For the same reason the safe money says your school, like mine, taught you he was probably a drug addict who hated everybody and had no friends and drank himself to death.
Because by some wacky mix-up, somehow the right to legally execute Poe’s literary estate and therefore the public image he carried following his death was transferred to a dude who openly and without shame hated Edgar Allan Poe.
Due to some legal mumbo-jumbo and trickery, this dude Rufus Wilmot Griswold somehow managed to get the rights of literary executor to Poe’s estate from his aunt (which she didn’t technically have the power to give, that power remained with Poe’s sister), and he and Edgar Allan Poe hated each other SO MUCH in life, that after he died, this asshole published a memoir of Poe’s life in which he was totally demonized.

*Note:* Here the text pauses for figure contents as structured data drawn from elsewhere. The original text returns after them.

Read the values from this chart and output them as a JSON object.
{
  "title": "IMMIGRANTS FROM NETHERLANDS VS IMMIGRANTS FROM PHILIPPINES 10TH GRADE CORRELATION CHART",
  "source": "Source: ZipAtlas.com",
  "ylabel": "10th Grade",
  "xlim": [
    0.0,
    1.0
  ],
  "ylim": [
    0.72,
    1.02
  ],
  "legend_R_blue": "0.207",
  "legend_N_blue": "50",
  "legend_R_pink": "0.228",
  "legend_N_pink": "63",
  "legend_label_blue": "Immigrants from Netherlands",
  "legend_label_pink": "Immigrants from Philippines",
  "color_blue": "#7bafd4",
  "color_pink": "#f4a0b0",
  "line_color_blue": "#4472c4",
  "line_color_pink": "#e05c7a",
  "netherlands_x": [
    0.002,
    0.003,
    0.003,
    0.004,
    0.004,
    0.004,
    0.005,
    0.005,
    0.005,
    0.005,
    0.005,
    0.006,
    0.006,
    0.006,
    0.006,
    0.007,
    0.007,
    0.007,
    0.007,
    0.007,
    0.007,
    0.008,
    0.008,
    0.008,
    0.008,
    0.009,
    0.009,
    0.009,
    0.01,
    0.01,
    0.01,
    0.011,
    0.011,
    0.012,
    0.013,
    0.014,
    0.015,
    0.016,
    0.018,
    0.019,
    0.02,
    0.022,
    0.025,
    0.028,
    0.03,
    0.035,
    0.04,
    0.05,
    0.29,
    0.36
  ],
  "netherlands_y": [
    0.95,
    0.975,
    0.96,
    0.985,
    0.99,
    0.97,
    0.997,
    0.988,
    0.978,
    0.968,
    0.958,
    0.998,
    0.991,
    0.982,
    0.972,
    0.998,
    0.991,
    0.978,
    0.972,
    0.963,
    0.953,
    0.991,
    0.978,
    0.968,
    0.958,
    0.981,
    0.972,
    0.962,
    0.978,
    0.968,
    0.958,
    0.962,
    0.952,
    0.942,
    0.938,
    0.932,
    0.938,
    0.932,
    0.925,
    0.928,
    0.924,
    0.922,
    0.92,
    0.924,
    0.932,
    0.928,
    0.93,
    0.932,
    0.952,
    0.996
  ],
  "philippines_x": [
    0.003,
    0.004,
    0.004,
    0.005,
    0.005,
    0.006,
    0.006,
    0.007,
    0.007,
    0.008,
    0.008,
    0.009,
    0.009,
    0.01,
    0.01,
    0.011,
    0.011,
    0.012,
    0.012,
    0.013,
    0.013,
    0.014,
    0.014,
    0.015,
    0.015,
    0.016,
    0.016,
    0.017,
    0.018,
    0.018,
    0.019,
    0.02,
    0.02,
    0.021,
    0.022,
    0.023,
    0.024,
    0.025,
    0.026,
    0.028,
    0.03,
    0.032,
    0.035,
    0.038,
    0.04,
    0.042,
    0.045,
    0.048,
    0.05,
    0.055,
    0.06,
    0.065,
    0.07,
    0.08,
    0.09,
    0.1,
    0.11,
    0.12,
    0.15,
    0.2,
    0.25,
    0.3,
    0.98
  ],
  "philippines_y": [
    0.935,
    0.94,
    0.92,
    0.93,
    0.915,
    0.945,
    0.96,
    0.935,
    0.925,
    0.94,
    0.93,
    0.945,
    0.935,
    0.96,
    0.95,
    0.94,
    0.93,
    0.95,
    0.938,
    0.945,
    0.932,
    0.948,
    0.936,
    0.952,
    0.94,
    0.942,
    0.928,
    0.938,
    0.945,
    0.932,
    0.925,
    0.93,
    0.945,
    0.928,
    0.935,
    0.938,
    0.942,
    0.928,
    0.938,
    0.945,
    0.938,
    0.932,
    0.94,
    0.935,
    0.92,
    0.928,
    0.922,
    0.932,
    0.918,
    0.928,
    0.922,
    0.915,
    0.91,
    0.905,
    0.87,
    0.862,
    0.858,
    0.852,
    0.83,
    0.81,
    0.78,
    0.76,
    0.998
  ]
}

Rufus Wilmot Griswold is one of the most successful character assassins of all time. Because of him, schoolchildren are taught that Poe was a depraved misanthropic lecher who lusted after his underage cousin, was never sober, and died of drinking too much even though all of those “facts” have been discredited. Poe was a shy and reserved, though generally personable, man who married his cousin so to establish legal guardianship and provide for her financially.
He was also apparently a total lightweight who got tipsy after a few sips of wine, but occasionally drank socially or when feeling particularly down. His doctor insisted there were never traces of opium in his system. Poe’s friends insisted that he was not an alcoholic. At the time of his death, he had quit drinking, and the idea that he was one was heavily promoted by other members of the Temperance movement who claimed his death was a relapse as a cautionary tale. The most commonly accepted theory as to Poe’s death is that he was abducted, drugged, and beaten by political agents who forced him to vote for their candidate, changed his clothes, and then forced him to vote again and again to stuff the ballots.
Anyhow. This is why you should evaluate the validity and agendas of your sources.
That last bit seemed exceedingly peculiar to me and I had difficulty believing it, so I looked it up, and apparently it’s not the most commonly accepted theory at the moment, but it is a legit possibility and a thing that actually happened in the 19th century often enough to be given a name. It was plausible enough for quite a few of his biographers across several decades to agree on that theory, at least. So that’s a thing.
His exact cause of death is mysterious, especially since most of the records have been lost, but the drinking binge theory is unlikely. It’s more plausible that he died of an illness or foul play.